I am able to read some print material, but for longer readings I often use a closed-circuit TV (CCTV) monitor I have at home. This equipment uses a camera to enlarge regular print material. I can take exams with the rest of the class. I need to make copies of another student's notes when I can't keep up with the instructor's presentation. I can use most standard microscopes (or microscopes with a stronger lens) with no problem; in fact, that is one of the easiest things for me to do, because I am able to move my eyes from side to side when looking into a scope, and with electronic scopes and monitors I can easily see everything. For my undergraduate study in biology, I did not need any accommodations from the disabilities services office. In medical school, however, I encountered my first real problem with access that I could not solve on my own. In the first two years of medical school, the courses involve primarily long, intensive lectures. Many professors use overhead slides and other audiovisuals. In my anatomy course I could not see the diagrams and pictures of body systems and parts. I fell behind quickly because of the volume of material covered in class that was not in the textbook.

Solution

I talked with the disability services director about my problem and my idea of how it might be solved.

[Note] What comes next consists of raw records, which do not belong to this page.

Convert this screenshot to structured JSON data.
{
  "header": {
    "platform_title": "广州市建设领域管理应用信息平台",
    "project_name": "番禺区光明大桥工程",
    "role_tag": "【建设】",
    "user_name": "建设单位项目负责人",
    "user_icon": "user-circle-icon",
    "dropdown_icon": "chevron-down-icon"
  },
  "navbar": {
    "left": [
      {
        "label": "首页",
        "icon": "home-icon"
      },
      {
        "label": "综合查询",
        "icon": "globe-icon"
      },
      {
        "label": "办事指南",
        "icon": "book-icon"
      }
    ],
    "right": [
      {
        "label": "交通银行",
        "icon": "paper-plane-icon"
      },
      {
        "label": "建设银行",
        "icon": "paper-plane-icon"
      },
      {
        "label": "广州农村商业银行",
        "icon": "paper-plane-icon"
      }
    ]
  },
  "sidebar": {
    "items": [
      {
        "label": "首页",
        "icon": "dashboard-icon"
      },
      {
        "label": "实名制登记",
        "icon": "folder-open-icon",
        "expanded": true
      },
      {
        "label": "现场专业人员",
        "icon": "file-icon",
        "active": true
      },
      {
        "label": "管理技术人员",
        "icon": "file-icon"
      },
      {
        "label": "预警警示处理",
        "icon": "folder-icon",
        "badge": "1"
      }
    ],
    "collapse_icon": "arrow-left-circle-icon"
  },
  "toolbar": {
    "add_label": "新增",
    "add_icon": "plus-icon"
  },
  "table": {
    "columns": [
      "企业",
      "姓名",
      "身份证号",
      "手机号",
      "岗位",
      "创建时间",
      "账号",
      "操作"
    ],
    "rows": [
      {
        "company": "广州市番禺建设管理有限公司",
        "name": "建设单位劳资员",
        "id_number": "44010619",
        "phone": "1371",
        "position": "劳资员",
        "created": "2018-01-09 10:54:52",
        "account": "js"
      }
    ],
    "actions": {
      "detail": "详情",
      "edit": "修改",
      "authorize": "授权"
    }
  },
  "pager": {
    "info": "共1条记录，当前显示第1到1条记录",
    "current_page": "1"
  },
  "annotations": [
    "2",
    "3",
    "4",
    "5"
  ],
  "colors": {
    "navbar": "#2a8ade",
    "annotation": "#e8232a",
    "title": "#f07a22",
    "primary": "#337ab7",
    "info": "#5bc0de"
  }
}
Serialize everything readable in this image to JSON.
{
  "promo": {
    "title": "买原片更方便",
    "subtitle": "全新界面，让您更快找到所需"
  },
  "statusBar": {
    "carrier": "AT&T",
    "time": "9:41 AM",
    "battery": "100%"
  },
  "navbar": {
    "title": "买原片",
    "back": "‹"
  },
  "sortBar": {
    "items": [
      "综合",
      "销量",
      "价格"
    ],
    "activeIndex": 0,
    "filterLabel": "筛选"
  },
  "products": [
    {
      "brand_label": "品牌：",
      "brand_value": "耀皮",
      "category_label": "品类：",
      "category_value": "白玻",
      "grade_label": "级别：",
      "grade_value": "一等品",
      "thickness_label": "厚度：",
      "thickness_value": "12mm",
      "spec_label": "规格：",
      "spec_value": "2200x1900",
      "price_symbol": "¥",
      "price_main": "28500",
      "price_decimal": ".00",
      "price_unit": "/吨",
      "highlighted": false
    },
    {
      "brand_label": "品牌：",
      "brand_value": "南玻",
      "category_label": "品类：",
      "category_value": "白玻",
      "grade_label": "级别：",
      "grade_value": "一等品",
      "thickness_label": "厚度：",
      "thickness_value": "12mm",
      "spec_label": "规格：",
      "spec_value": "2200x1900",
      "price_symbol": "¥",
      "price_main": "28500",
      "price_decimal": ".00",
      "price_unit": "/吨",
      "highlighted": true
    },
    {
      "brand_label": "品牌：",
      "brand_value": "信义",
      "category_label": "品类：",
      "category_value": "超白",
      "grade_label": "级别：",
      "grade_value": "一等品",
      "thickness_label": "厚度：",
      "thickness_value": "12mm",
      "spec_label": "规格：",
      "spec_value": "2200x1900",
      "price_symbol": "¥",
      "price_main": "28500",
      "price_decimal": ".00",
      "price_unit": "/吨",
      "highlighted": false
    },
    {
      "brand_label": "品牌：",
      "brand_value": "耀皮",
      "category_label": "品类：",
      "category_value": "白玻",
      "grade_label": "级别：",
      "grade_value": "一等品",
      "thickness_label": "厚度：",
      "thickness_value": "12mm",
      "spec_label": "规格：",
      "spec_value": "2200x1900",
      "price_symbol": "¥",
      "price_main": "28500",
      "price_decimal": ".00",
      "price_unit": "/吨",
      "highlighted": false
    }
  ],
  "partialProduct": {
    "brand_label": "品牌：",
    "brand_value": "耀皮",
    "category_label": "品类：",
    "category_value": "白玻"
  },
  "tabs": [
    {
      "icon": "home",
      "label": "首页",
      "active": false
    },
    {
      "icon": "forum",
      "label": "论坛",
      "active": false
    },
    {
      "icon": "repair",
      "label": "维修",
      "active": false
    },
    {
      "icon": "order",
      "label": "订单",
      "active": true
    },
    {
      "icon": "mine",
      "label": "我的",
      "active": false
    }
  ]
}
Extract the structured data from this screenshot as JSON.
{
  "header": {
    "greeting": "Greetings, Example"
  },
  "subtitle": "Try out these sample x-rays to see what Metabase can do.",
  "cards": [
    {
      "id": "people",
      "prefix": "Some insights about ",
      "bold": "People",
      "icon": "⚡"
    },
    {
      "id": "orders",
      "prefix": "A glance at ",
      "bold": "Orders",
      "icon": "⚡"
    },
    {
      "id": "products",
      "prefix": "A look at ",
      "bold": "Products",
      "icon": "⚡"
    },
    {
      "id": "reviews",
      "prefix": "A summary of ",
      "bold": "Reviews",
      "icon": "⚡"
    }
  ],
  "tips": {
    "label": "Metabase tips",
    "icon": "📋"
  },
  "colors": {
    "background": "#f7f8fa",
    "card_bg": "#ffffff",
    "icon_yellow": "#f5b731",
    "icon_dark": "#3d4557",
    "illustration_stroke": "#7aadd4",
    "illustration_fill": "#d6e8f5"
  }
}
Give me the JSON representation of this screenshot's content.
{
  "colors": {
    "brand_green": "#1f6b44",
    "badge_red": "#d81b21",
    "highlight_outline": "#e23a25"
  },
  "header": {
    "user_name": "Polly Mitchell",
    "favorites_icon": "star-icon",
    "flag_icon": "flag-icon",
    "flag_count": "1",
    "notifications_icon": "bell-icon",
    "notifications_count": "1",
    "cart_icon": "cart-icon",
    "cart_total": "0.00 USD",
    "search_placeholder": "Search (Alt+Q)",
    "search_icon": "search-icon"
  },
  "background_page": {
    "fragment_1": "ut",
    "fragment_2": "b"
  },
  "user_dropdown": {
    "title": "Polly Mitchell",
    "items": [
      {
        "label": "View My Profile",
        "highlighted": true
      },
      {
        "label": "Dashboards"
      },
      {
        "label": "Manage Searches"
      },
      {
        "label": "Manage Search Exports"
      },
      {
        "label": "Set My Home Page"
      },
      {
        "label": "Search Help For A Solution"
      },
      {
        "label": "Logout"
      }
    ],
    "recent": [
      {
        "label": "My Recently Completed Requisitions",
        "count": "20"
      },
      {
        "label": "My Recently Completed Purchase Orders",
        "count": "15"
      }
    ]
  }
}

Since I can use CCTVs, monitors, and microscopes very effectively, I figured that what might work for me would be a video camera at the rear of the lecture hall connected to a monitor. I could sit at the rear of the lecture hall, in front of the monitor (with my eyes about 12 inches from the monitor), and be able to see the blackboard, overheads, and other visuals used by the professor. The disability services office approved of my idea, rented a video camera with tripod and monitor, purchased a very powerful camera lens, and arranged for a large table reserved for me at the rear of the lecture hall. I was able to operate the camera myself when I needed it for some lectures. This system enabled me to see all the information as it was presented and participate in discussions. The equipment was stored by the audiovisual department in a nearby office, and they would set up the equipment each morning for me.

Conclusion

This case study demonstrates the following:

  1. Students are often the best source for information about accommodation strategies.
  2. Accommodation needs can vary from one setting to another and may not be constant over time.
  3. Students with disabilities can be very independent if they have the proper equipment and resources.
  4. Academic departments and support offices (e.g., disability services offices) need to be very flexible and have access to resources to quickly respond to accommodation needs.
  5. Timeliness of the accommodation may be particularly important for fast-paced, advanced, technical, or professional programs, including health and allied health programs where there is a required sequencing of courses.